Mind-reading machine to revolutionise market research?by
Market researchers may soon no longer need to worry over the accuracy of verbal feedback from focus or sample groups about how memorable their advertising campaigns are. They could instead take advantage of a brain scanner that enables them to read volunteers' minds.
Neuroscientists at University College London have used brain scans to delve into people’s thoughts and predict which films they were thinking about. The researchers asked six women and four men, with an average age of 21, to watch three film clips, each lasting seven seconds.
The clips showed different actresses performing three tasks – posting a letter, throwing a coffee cup in the bin and getting on a bike. The volunteers were then placed in a functional magnetic resonance imaging (fMRI) scanner and asked to recall each clip in turn.
This process was repeated on multiple occasions and the scans subsequently analysed to detect the patterns of electrical brain activity generated by each clip. In the final stage, volunteers were returned to the scanner and asked to recall the clips at random.
The researchers found that the same pattern of brain activity manifested consistently for each clip that they thought about, which suggested that memories are fixed at least for the duration of the study.
Although the patterns in each individual’s brain varied, they showed remarkable similarities in the parts of the hippocampus that were active.
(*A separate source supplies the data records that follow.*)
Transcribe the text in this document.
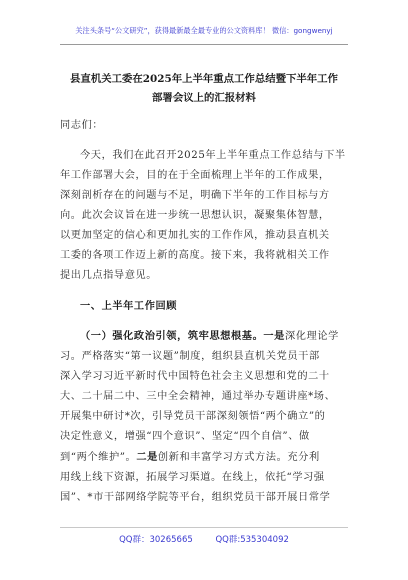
关注头条号“公文研究”，获得最新最全最专业的公文资料库！ 微信：gongwenyj
县直机关工委在2025年上半年重点工作总结暨下半年工作
部署会议上的汇报材料
同志们：
今天，我们在此召开2025年上半年重点工作总结与下半
年工作部署大会，目的在于全面梳理上半年的工作成果，
深刻剖析存在的问题与不足，明确下半年的工作目标与方
向。此次会议旨在进一步统一思想认识，凝聚集体智慧，
以更加坚定的信心和更加扎实的工作作风，推动县直机关
工委的各项工作迈上新的高度。接下来，我将就相关工作
提出几点指导意见。
一、上半年工作回顾
（一）强化政治引领，筑牢思想根基。一是深化理论学
习。严格落实“第一议题”制度，组织县直机关党员干部
深入学习习近平新时代中国特色社会主义思想和党的二十
大、二十届二中、三中全会精神，通过举办专题讲座*场、
开展集中研讨*次，引导党员干部深刻领悟“两个确立”的
决定性意义，增强“四个意识”、坚定“四个自信”、做
到“两个维护”。二是创新和丰富学习方式方法。充分利
用线上线下资源，拓展学习渠道。在线上，依托“学习强
国”、*市干部网络学院等平台，组织党员干部开展日常学
QQ群：30265665	QQ群:535304092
The hippocampus is an area at the centre of the brain, which plays a crucial part in short-term memory.
As a result, a computer algorithm that studied the electrical patterns could accurately tell which film volunteers were recalling between 40% and 45% of the time, which was well above chance.
Professor Eleanor Maguire, professor of neuroimaging at the University, told the Independent newspaper: "We are not at the point of being able to put people in a scanner and read their thoughts. But we can predict from their brain activity what they are thinking and remembering."
The researchers used the same scanning technique in an earlier study to work out the locations of four men as they navigated their way around a virtual reality room. The pattern of brain activity was different for each of the four points in the room that they visited, enabling the team to work out where they were.